Pernikahan bukan paspor untuk memasuki kebahagiaan yang pasti, tetapi baru ikatan untuk melakukan perjalanan bersama.
Hubungan
batin yang mesra belum cukup menjadi jaminan kebahagiaan keluarga.
Cinta yang aktif dari masing-masing,cinta yang diusahakan secara sadar,
bertujuan rasional dan dipelihara oleh disiplin akan selalu menjadi
tuntutan untuk mewujudkan kedamaian dalam berkeluarga. Tak dapat
memungkiri bahwa pada saat saat tertentu bisa timbul juga semacam
kebosanan dan juga kelelahan. Namun, kalau penghayatan akan diri
masing-masing sudah mendalam, perasaan semacam itu pasti akan cepat
tersingkir. Saling menghargai berlipat-lipat lebih daripada di saat yang
paling romantis dalam pacaran membuat cinta tidak lagi merupakan
lambang akan tetapi menjadi sesuatu yang konkret dan menjadi kekuatan
dalam suatu pernikahan.
Satu
kenyataan lain yang masih banyak dialami oleh para pasangan suami istri
zaman sekarang adalah menafsirkan bahwa setelah berkeluarga tujuan
hidup yang utama adalah menjadi kaya. Dari sekian banyak alasan
yang yang dikemukakan , yang paling biasa adalah bahwa setelah
berkeluarga kita mesti menjadi realistis, tidak boleh idealistis lagi,
seperti pada saat muda dulu. Dan relisme itu diwujudkan dengan adanya
rumah, mobil,perabitan mewah,simpanan di bankdan lainnya. Dengan kata
lain suksesnya pernikahan ditentukan oleh harta benda yang dimiliki.
Sebagai
akibatnya hubungan suami dan istri kemudian lebih dititikiberatkan pada
sifat materialnya daripada sifat manusianya. Si suami merasakan bahwa
tugasnya itu “cari duit”. Istri dan anak-anak adalah orang yang
dipeliharanya, dan sejauh menyangkut rezeki keluarga mereka harus patuh
tanpa syarat.

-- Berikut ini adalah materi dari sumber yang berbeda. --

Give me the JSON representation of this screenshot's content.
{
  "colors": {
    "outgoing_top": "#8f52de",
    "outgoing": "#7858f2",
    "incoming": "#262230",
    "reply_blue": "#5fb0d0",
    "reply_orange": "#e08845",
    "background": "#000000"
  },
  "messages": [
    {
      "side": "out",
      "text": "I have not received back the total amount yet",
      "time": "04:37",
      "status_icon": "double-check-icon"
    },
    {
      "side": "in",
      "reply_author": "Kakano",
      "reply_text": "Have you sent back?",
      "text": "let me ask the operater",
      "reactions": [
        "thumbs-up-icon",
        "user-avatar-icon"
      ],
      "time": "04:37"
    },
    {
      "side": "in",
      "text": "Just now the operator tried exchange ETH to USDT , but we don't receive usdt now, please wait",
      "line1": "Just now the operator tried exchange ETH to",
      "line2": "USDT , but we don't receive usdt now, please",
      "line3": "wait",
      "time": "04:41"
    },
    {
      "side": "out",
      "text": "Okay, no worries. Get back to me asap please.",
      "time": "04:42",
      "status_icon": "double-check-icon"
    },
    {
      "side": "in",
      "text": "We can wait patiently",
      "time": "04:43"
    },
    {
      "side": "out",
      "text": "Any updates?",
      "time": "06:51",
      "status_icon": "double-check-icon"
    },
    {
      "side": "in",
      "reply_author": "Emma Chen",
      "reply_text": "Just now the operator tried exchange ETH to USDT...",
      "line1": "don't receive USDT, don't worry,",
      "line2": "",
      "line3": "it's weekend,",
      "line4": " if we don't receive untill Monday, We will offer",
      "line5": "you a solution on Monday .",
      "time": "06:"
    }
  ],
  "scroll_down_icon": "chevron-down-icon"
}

Atau sebaliknya, istri lah yang memberikan dorongan. Suami
dibujuk utuk meninggalkan profesi yang disukainya, dan pindah ke
pekerjaan yang lebih baik.
Sampai
batas tertentu masing-masing suami istri perlu berjuang untuk ekonomi
keluarga yang sehat. Namun mereka harus memiliki ukuran yang wajar
“seberpa cukupkah itu?” Terkadang mereka tidak bisa lagi merasa cukup .

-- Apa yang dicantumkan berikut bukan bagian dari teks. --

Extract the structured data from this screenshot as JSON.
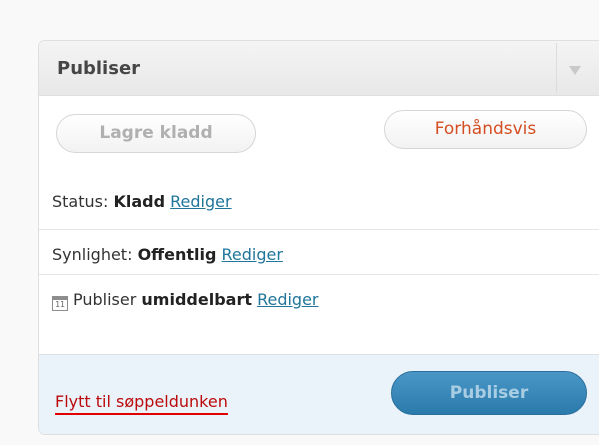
{
  "publish_box": {
    "title": "Publiser",
    "toggle_icon": "triangle-down-icon",
    "save_draft_label": "Lagre kladd",
    "preview_label": "Forhåndsvis",
    "status": {
      "label": "Status:",
      "value": "Kladd",
      "edit": "Rediger"
    },
    "visibility": {
      "label": "Synlighet:",
      "value": "Offentlig",
      "edit": "Rediger"
    },
    "schedule": {
      "icon": "calendar-icon",
      "icon_text": "11",
      "label": "Publiser",
      "value": "umiddelbart",
      "edit": "Rediger"
    },
    "trash_label": "Flytt til søppeldunken",
    "publish_label": "Publiser"
  },
  "colors": {
    "link": "#21759b",
    "trash": "#bc0b0b",
    "preview_text": "#d54e21",
    "publish_button": "#2a7aab",
    "actions_bg": "#eaf2fa"
  }
}
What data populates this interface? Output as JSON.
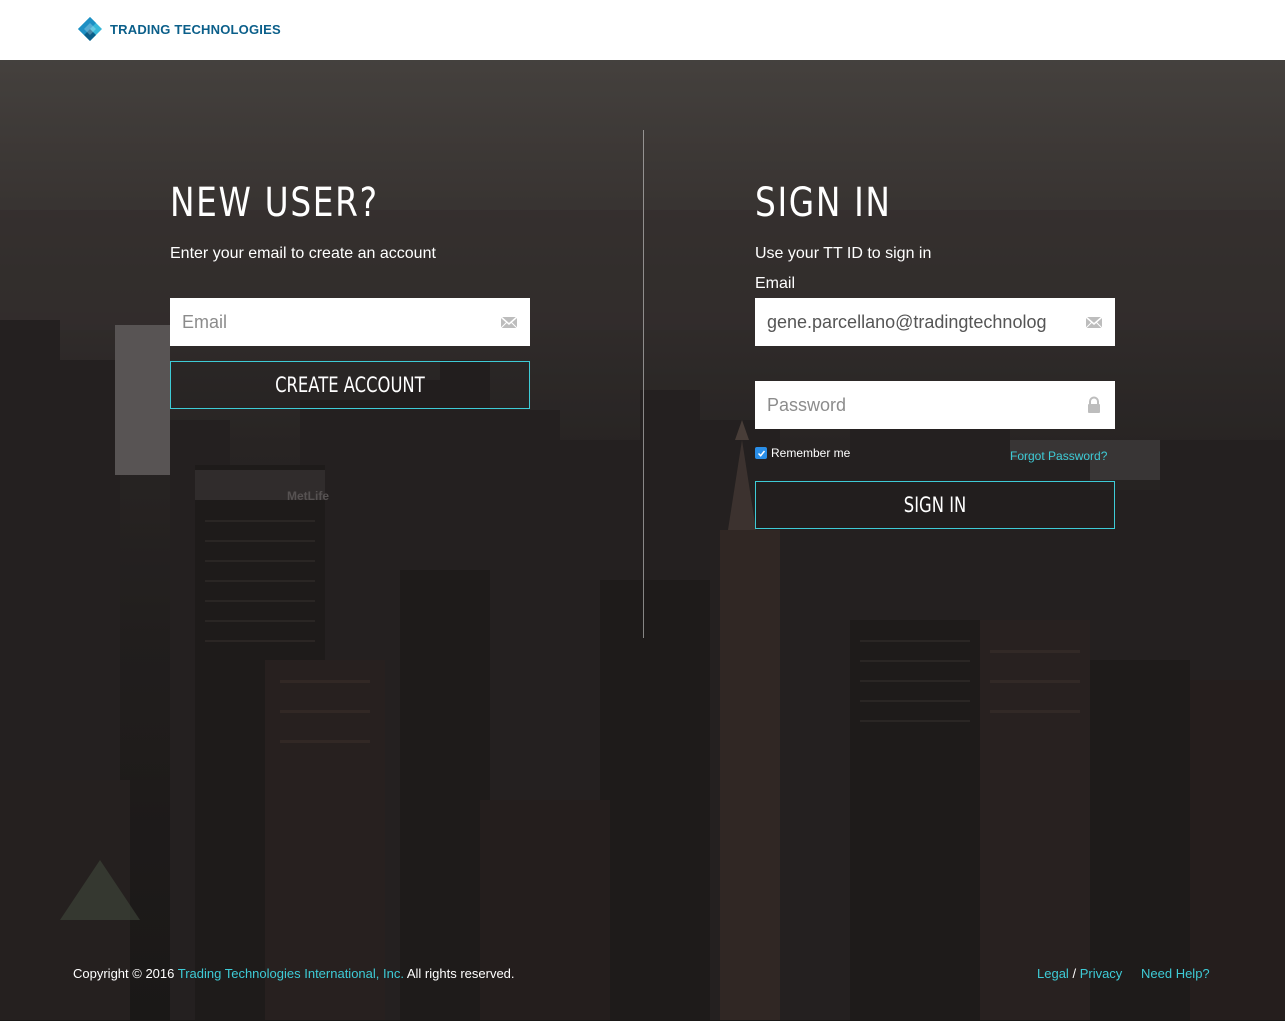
{
  "header": {
    "logo_text": "TRADING TECHNOLOGIES"
  },
  "new_user": {
    "title": "NEW USER?",
    "subtitle": "Enter your email to create an account",
    "email_placeholder": "Email",
    "create_button_label": "CREATE ACCOUNT"
  },
  "sign_in": {
    "title": "SIGN IN",
    "subtitle": "Use your TT ID to sign in",
    "email_label": "Email",
    "email_value": "gene.parcellano@tradingtechnolog",
    "password_placeholder": "Password",
    "remember_label": "Remember me",
    "remember_checked": true,
    "forgot_label": "Forgot Password?",
    "sign_in_button_label": "SIGN IN"
  },
  "footer": {
    "copyright_prefix": "Copyright © 2016",
    "company_link": "Trading Technologies International, Inc.",
    "rights": "All rights reserved.",
    "legal_label": "Legal",
    "separator": "/",
    "privacy_label": "Privacy",
    "help_label": "Need Help?"
  },
  "colors": {
    "accent": "#3ecbd6",
    "brand": "#0b5f8a",
    "checkbox": "#2a8ee8"
  },
  "icons": {
    "email": "envelope-icon",
    "password": "lock-icon",
    "logo": "trading-technologies-logo-icon"
  }
}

Dan, kalau salah satu atau kedua-duanya diperbudak oleh nafsu memiliki
yang tak terpuaskan , maka bisa disebut sebegai gejala kematian. Bahtera
pernikahan tidak mengarah ke sebuah pulau yang damai, melainkan terbawa
arus yang tidak bisa diberhentikan dalam pencarian harta karun uang
suatu saat bisa karam.
Pernikahan
yang rasional dapat lebih mendekati cita-cita pribadi maisng-masing
dengan memiliki pengertian yang mendalam membuka pintu menuju
kebahagiaan. Bahkan seandainya mereka harus hidup sederhana untuk
cita-cita itu , mereka tidak usah merasa kecil. Kesederhanaan menjadi
hebat kalau didalamnya terdapat persatuan dua manusia yang hidupnya
bergairah. Sebaliknya, kemewahan menjadi tak berarti kalau keduanya
ternyata melewatkan hari-harinya sebegai robot ekonomi yang pasif, atau
tidak mampu lagi hidup secara penuh.